4. Minimum trick: The most ‘demanding’ place is exactly where the chain leaves the cylinder (the same point where it’s glued). If there is enough pull there, it will be enough everywhere.
5. Magic number: The maths shows the pull needed equals the weight of a length of chain exactly equal to the cylinder’s radius.

So the hanging part must be as long as the radius of the cylinder – no more, no less!

Step-by-Step Calculation

Let the linear mass density of the necklace be $\lambda$ (mass per unit length).

1. Coordinate choice
   $\theta = 0$ at point $P$ (rightmost point, tangent is vertical downward). Positive $\theta$ increases counter-clockwise; the rope wraps to $\theta = 2\pi$ and returns to $P$.

2. Tangential equilibrium of a small element
   A small arc $R\,d\theta$ experiences a weight $\lambda g R\,d\theta$.
   Tangential component: $\lambda g R\sin\theta\,d\theta$.
   Hence
   $T(\theta + d\theta) - T(\theta) = \lambda g R \sin\theta\,d\theta.$

3. Integrate the differential relation
   $\frac{dT}{d\theta} = \lambda g R \sin\theta \;\Longrightarrow\; T(\theta) = T_0 + \lambda g R (1 - \cos\theta).$ Here $T_0 \equiv T(0)$ is the tension at point $P$ where the chain meets the hanging end.

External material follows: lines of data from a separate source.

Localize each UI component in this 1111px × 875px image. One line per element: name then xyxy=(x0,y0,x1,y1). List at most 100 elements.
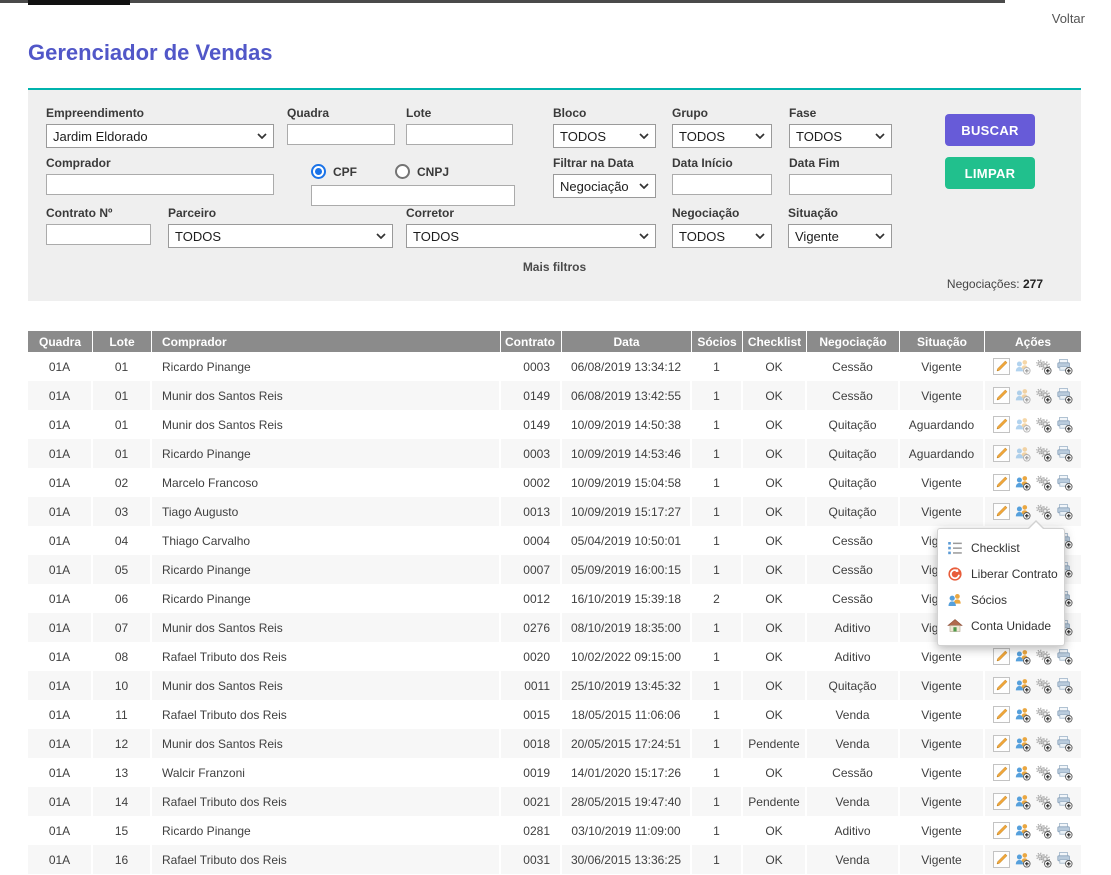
cell-situacao: Vigente xyxy=(900,497,985,526)
settings-add-icon[interactable] xyxy=(1035,793,1052,810)
print-add-icon[interactable] xyxy=(1056,503,1073,520)
add-socio-icon[interactable] xyxy=(1014,677,1031,694)
edit-icon[interactable] xyxy=(993,387,1010,404)
add-socio-icon[interactable] xyxy=(1014,851,1031,868)
print-add-icon[interactable] xyxy=(1056,474,1073,491)
menu-item-liberar-contrato[interactable]: Liberar Contrato xyxy=(938,561,1064,587)
quadra-input[interactable] xyxy=(287,124,395,145)
cell-comprador: Munir dos Santos Reis xyxy=(152,613,501,642)
settings-add-icon[interactable] xyxy=(1035,416,1052,433)
settings-add-icon[interactable] xyxy=(1035,387,1052,404)
cnpj-radio[interactable] xyxy=(395,164,410,179)
cell-lote: 11 xyxy=(93,700,152,729)
parceiro-select[interactable]: TODOS xyxy=(168,224,393,248)
settings-add-icon[interactable] xyxy=(1035,677,1052,694)
print-add-icon[interactable] xyxy=(1056,822,1073,839)
edit-icon[interactable] xyxy=(993,764,1010,781)
cell-situacao: Vigente xyxy=(900,700,985,729)
edit-icon[interactable] xyxy=(993,822,1010,839)
add-socio-icon[interactable] xyxy=(1014,358,1031,375)
fase-select[interactable]: TODOS xyxy=(789,124,892,148)
cell-contrato: 0015 xyxy=(501,700,562,729)
mais-filtros-toggle[interactable]: Mais filtros xyxy=(28,260,1081,274)
add-socio-icon[interactable] xyxy=(1014,793,1031,810)
grupo-value: TODOS xyxy=(679,129,725,144)
print-add-icon[interactable] xyxy=(1056,445,1073,462)
edit-icon[interactable] xyxy=(993,735,1010,752)
data-inicio-label: Data Início xyxy=(672,156,772,170)
settings-add-icon[interactable] xyxy=(1035,851,1052,868)
edit-icon[interactable] xyxy=(993,677,1010,694)
empreendimento-select[interactable]: Jardim Eldorado xyxy=(46,124,274,148)
menu-item-checklist[interactable]: Checklist xyxy=(938,535,1064,561)
print-add-icon[interactable] xyxy=(1056,764,1073,781)
cpf-radio[interactable] xyxy=(311,164,326,179)
contrato-n-input[interactable] xyxy=(46,224,151,245)
print-add-icon[interactable] xyxy=(1056,851,1073,868)
print-add-icon[interactable] xyxy=(1056,706,1073,723)
add-socio-icon[interactable] xyxy=(1014,822,1031,839)
cell-comprador: Munir dos Santos Reis xyxy=(152,381,501,410)
back-link[interactable]: Voltar xyxy=(1052,11,1085,26)
doc-number-input[interactable] xyxy=(311,185,515,206)
print-add-icon[interactable] xyxy=(1056,677,1073,694)
cell-socios: 1 xyxy=(692,381,743,410)
cell-comprador: Ricardo Pinange xyxy=(152,816,501,845)
settings-add-icon[interactable] xyxy=(1035,445,1052,462)
add-socio-icon[interactable] xyxy=(1014,735,1031,752)
print-add-icon[interactable] xyxy=(1056,416,1073,433)
menu-item-conta-unidade[interactable]: Conta Unidade xyxy=(938,613,1064,639)
print-add-icon[interactable] xyxy=(1056,793,1073,810)
settings-add-icon[interactable] xyxy=(1035,706,1052,723)
add-socio-icon[interactable] xyxy=(1014,445,1031,462)
situacao-select[interactable]: Vigente xyxy=(788,224,892,248)
cnpj-option[interactable]: CNPJ xyxy=(395,164,449,179)
buscar-button[interactable]: BUSCAR xyxy=(945,114,1035,146)
edit-icon[interactable] xyxy=(993,445,1010,462)
add-socio-icon[interactable] xyxy=(1014,706,1031,723)
edit-icon[interactable] xyxy=(993,793,1010,810)
edit-icon[interactable] xyxy=(993,474,1010,491)
limpar-button[interactable]: LIMPAR xyxy=(945,157,1035,189)
add-socio-icon[interactable] xyxy=(1014,648,1031,665)
cell-socios: 1 xyxy=(692,787,743,816)
add-socio-icon[interactable] xyxy=(1014,474,1031,491)
add-socio-icon[interactable] xyxy=(1014,503,1031,520)
print-add-icon[interactable] xyxy=(1056,387,1073,404)
settings-add-icon[interactable] xyxy=(1035,764,1052,781)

4. Normal (radial) equilibrium and contact condition
   For the element to stay on the surface, the normal reaction $N$ must satisfy
   $N = T(\theta) - \lambda g R \cos\theta \ge 0.$ Substituting $T(\theta)$ gives

   = T_0 - \lambda g R \cos\theta.$$ The worst (largest $\cos\theta$) occurs at $\theta = 0$ (or $2\pi$): $$T_0 \ge \lambda g R.$$

5. Relate $T_0$ to the hanging length
   The hanging part is vertical; its tension at the top is just its own weight:
   $T_0 = \lambda g L.$

6. Minimum length for full contact
   Combining the two results:
   $\lambda g L = \lambda g R \;\Longrightarrow\; \boxed{L = R}.$

So the free end must be as long as the cylinder’s radius.